Today Clark is an accomplished endurance athlete, sponsored runner and running coach, an inspirational speaker, gym owner and best-selling author. He decided to address his addictions straight on, and used running to change his life for the better. “I just had this real firm picture of my kids, basically at my funeral, and trying to figure out how and why their father died,” said Clark. 

“OUT THERE: A Story of Ultra Recovery” is the unfiltered reality of David’s journey. It is not only raw and brutally honest about his days of addiction; it is an inspiring and powerful testimony to the courage and possibilities when someone decides to take charge of their destiny. His story tells of his choices, his willpower, and the strength of his human spirit to change his life. When Clark finally hit rock bottom, he decided to get on a treadmill and ran for 15 seconds. That’s all he could accomplish! Little by little, the running time increased, his diet changed, 150 pounds of weight came off, and he became an “Ultra Runner!” 

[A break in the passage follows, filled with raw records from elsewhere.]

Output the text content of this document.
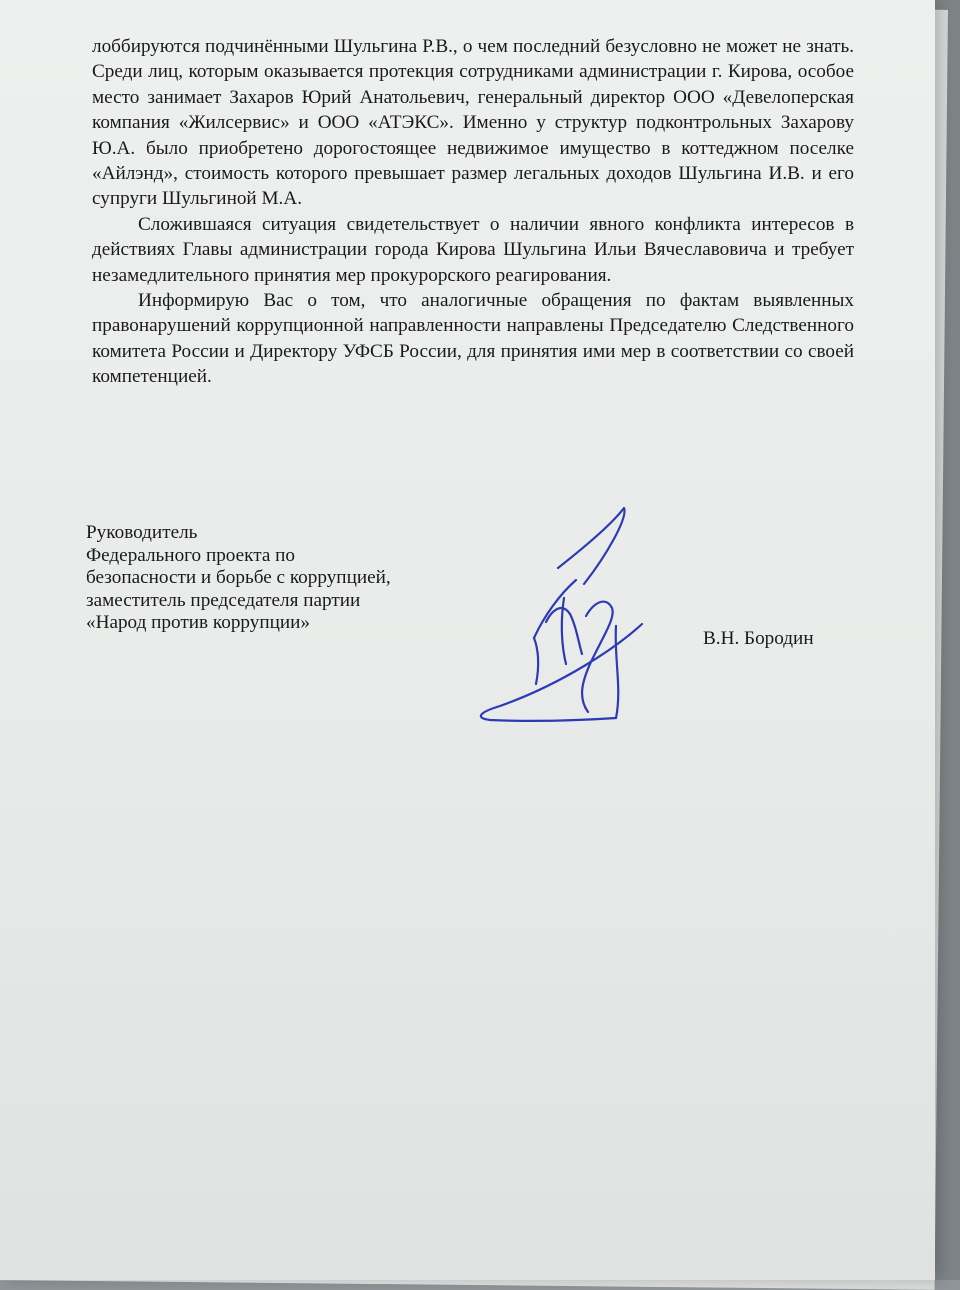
лоббируются подчинёнными Шульгина Р.В., о чем последний безусловно не может не знать. Среди лиц, которым оказывается протекция сотрудниками администрации г. Кирова, особое место занимает Захаров Юрий Анатольевич, генеральный директор ООО «Девелоперская компания «Жилсервис» и ООО «АТЭКС». Именно у структур подконтрольных Захарову Ю.А. было приобретено дорогостоящее недвижимое имущество в коттеджном поселке «Айлэнд», стоимость которого превышает размер легальных доходов Шульгина И.В. и его супруги Шульгиной М.А.

Сложившаяся ситуация свидетельствует о наличии явного конфликта интересов в действиях Главы администрации города Кирова Шульгина Ильи Вячеславовича и требует незамедлительного принятия мер прокурорского реагирования.

Информирую Вас о том, что аналогичные обращения по фактам выявленных правонарушений коррупционной направленности направлены Председателю Следственного комитета России и Директору УФСБ России, для принятия ими мер в соответствии со своей компетенцией.

Руководитель
Федерального проекта по
безопасности и борьбе с коррупцией,
заместитель председателя партии
«Народ против коррупции»
В.Н. Бородин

The foreword to Clark’s book was written by well-known ultra-marathon runner, Marshall Ulrich, who I had interviewed in 2012, discovering about the incredible depths that Ulrich had undergone in my STRIPLV Feature/Interview: “Surviving Death Valley—The Hottest Place On Earth”, after Ulrich had navigated Death Valley. Ulrich set a record for his more than 3,000-mile run from San Francisco to New York City, and is the author of “Running on Empty”, a memoir of his run. After meeting David Clark and reading his story, Ulrich starts off the first paragraph of the foreword: 

“Speeding towards death, red-lining the engine at full throttle, few people look in the rear view mirror, see the path of destruction they’ve left behind, slam on the brakes, come to an abrupt stop, and have the strength to head in a new direction. Or do we all have that strength, somewhere deep, down inside?”

The Boston Marathon is 26.2 miles. It’s a challenge to qualify and very difficult to run. David Clark not only ran the marathon, he ran it 4 times in 24 hours. After running the 104.8 miles in 24 hours and 17 minutes, Clark explained: “I decided to run one marathon for those who are still struggling with addiction; one for those like myself (who have made it out); one for the families affected by addiction; and the final one was run in honor and in memory of a local Boston girl who passed away of a drug overdose, Sophie Kelly. I ran the last few miles of the last marathon with Kelly’s mom.” 

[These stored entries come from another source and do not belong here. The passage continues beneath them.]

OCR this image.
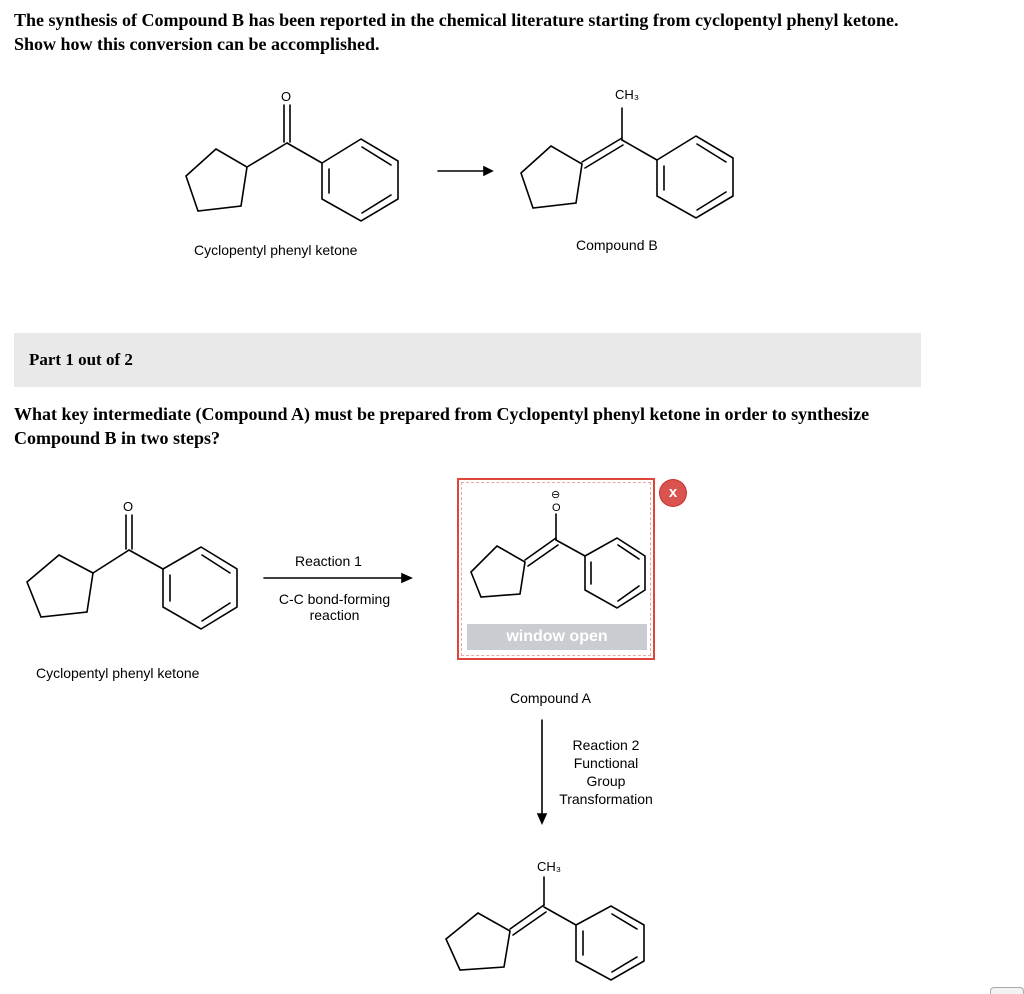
The synthesis of Compound B has been reported in the chemical literature starting from cyclopentyl phenyl ketone. Show how this conversion can be accomplished.

O	CH₃
Cyclopentyl phenyl ketone	Compound B
Part 1 out of 2

What key intermediate (Compound A) must be prepared from Cyclopentyl phenyl ketone in order to synthesize Compound B in two steps?

O
Cyclopentyl phenyl ketone
Reaction 1
C-C bond-forming
reaction
⊖
O
window open
x
Compound A
Reaction 2
Functional
Group
Transformation
CH₃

Clark explains that he also ran the Quad Marathon to raise awareness for The Superman Project that he launched in 2011 to inspire people who suffer from addictions, whether it’s obesity, drugs, alcohol, or any trauma—to reinvent themselves as athletes. “I want to help people do something they think is impossible—to break out and capture a new life,” says Clark. 

The Superman Project supports anyone who is trying to make a positive change in his or her life. We offer support, coaching, counseling and inspiration for those looking to break out and capture a new life through endurance sports. We want you to do something you think is impossible, like running a 5k race, climbing a mountain, or do a marathon. 

The Superman Project asks those who need help: 

“Are you ready to walk away from your old life? Is the pain of staying where you are now more powerful than the perceived pain of moving forward? If so, you are ready. It doesn’t matter if you can’t see the way out yet. It doesn’t matter if you have a thousand questions and fears. If you are truly ready to walk away from all your preconceived notions of how life is to be lived, then you are ready to begin your journey out of insanity and into a peaceful life that you can design on your own terms.” 

“Be aware—we are going to tell you the truth—whether you want to hear it or not. We are going to suggest you do some crazy things. And we are not going to let you be a victim anymore. But we will never judge you. We will never minimize or marginalize anything that you have been through. And we will show you how we found a magical and powerful life without the weight and fear of the past.” 

“Recovery does not exist for those who need it—it is there for those willing to go get it. We go take from life what we want. We do so with compassion, gratitude and love, but we take action today.”